Pourtant, après deux manches, l’envie de sortir la boite à critiques était tentante. Equilibrée jusqu’à 3-3 dans le premier acte, la rencontre a ensuite longtemps basculé du côté de Rafael Nadal. Un break a suffi à mettre durablement la tête de Tsitsipas sous l’eau. Il a alors traversé comme un fantôme l’heure suivante. Trop passif, le numéro 6 mondial avait une bonne tête de victime. Et lorsque Nadal a pris une avance de deux sets, le scénario de ce quart de finale alors très décevant par son absence de combat semblait cousu de fil blanc.
LE TOURNANT DU TIE-BREAK
Mais le tennis reste un sport à part. Même si les monstres que sont Nadal, Djokovic et Federer ont réduit au strict minimum la part d’incertitude, ils ne l’ont pas réduite à néant. Il a suffi d’une poignée de points pour que ce match prenne une tournure radicalement différente. C’est d’abord par son service que Stefanos Tsitsipas s’est remis en selle. Ce n’était pas une condition suffisante pour gagner, mais un préalable indispensable pour rester en vie.
Comme de son côté Nadal se montrait exceptionnel dans ce secteur du jeu, le 3e set a filé à vitesse grand V jusqu’au tie-break. Là où tout a tourné. Un smash totalement caviardé, un autre manqué du fond du court, trois fautes grossières à l’échange… le Majorquin s’est transformé en Père Noël dans ce jeu décisif et son adversaire, soudain bien plus consistant à l’échange, a accepté l’offrande.

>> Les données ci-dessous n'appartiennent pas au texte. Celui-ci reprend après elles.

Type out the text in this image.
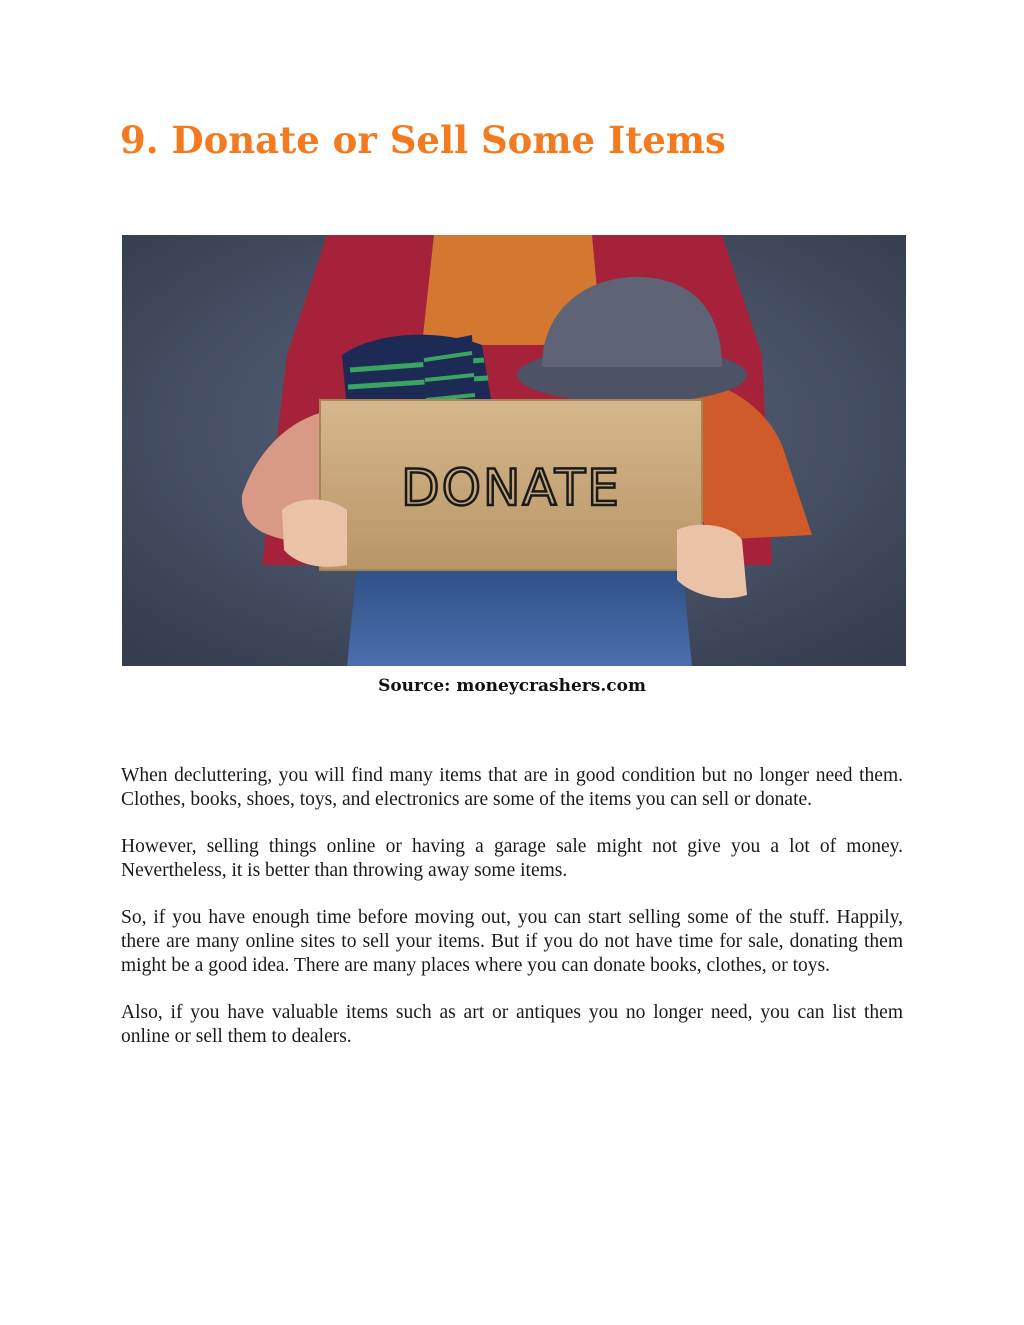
9. Donate or Sell Some Items
DONATE
Source: moneycrashers.com

When decluttering, you will find many items that are in good condition but no longer need them. Clothes, books, shoes, toys, and electronics are some of the items you can sell or donate.

However, selling things online or having a garage sale might not give you a lot of money. Nevertheless, it is better than throwing away some items.

So, if you have enough time before moving out, you can start selling some of the stuff. Happily, there are many online sites to sell your items. But if you do not have time for sale, donating them might be a good idea. There are many places where you can donate books, clothes, or toys.

Also, if you have valuable items such as art or antiques you no longer need, you can list them online or sell them to dealers.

Rafael Nadal venait de perdre son premier set en Grand Chelem depuis 13 mois. La série s’est arrêtée à 35, à une marche du record de Roger Federer. Un détail. Ce qui allait suivre n’en serait pas un. Alors qu’il n’avait perdu qu’un seul point en six jeux de service lors de la 3e manche, Nadal a commencé à subir, y compris sur ses engagements. La qualité de sa 1re balle l’a maintenu à flots jusqu’à 4-4, puis il a craqué. Comme à Roland-Garros en octobre dernier face à Djokovic, Stefanos Tsitsipas recollait donc à deux sets partout après un retard sévère à l’allumage. Mais cette fois, il irait jusqu’au bout de ses intentions.

COMME FOGNINI, MAIS PLUS FORT QUE FOGNINI
Tendu, crispant, le dernier set a semblé avancer de façon inexorable jusqu’au super tie-break. Le Grec a déroulé sur tous ses jeux de service, jusqu’à claquer quatre aces pour un jeu blanc en 54 secondes. L’Espagnol était à peine moins souverain. Puis, à 5-5, la catastrophe pour la tête de série numéro 2 : quatre fautes directes pour un break concédé blanc. Derrière, rien ne fut simple pour Tsitsipas, évidemment tendu, et évidemment menacé par le guerrier Nadal. Mais il a tenu bon, effaçant sa première balle de break depuis le milieu du 2e set pour conclure à sa 3e balle de match.
Rafael Nadal n’avait perdu qu’une fois en Grand Chelem après avoir compté deux sets d’avance. C’était face à Fabio Fognini, à l’US Open, en 2015. L’une des pires périodes de sa carrière. Ce Nadal-là était d’un autre acabit. C’est en cela que l’exploit de Stefanos Tsitsipas comptera dans sa carrière. Le voilà pour la 3e fois en demi-finales d’un Majeur, la deuxième de rang. Il avance. Il a écarté un géant. Mais le prochain obstacle, s’il n’a pas l’étoffe historique de sa victime du jour, parait au moins aussi élevé. Daniil Medvedev est l’épouvantail du circuit depuis l’automne dernier et Tsitsipas devra récupérer physiquement et digérer mentalement sa victoire face à Nadal. Mais cette demie fait très envie.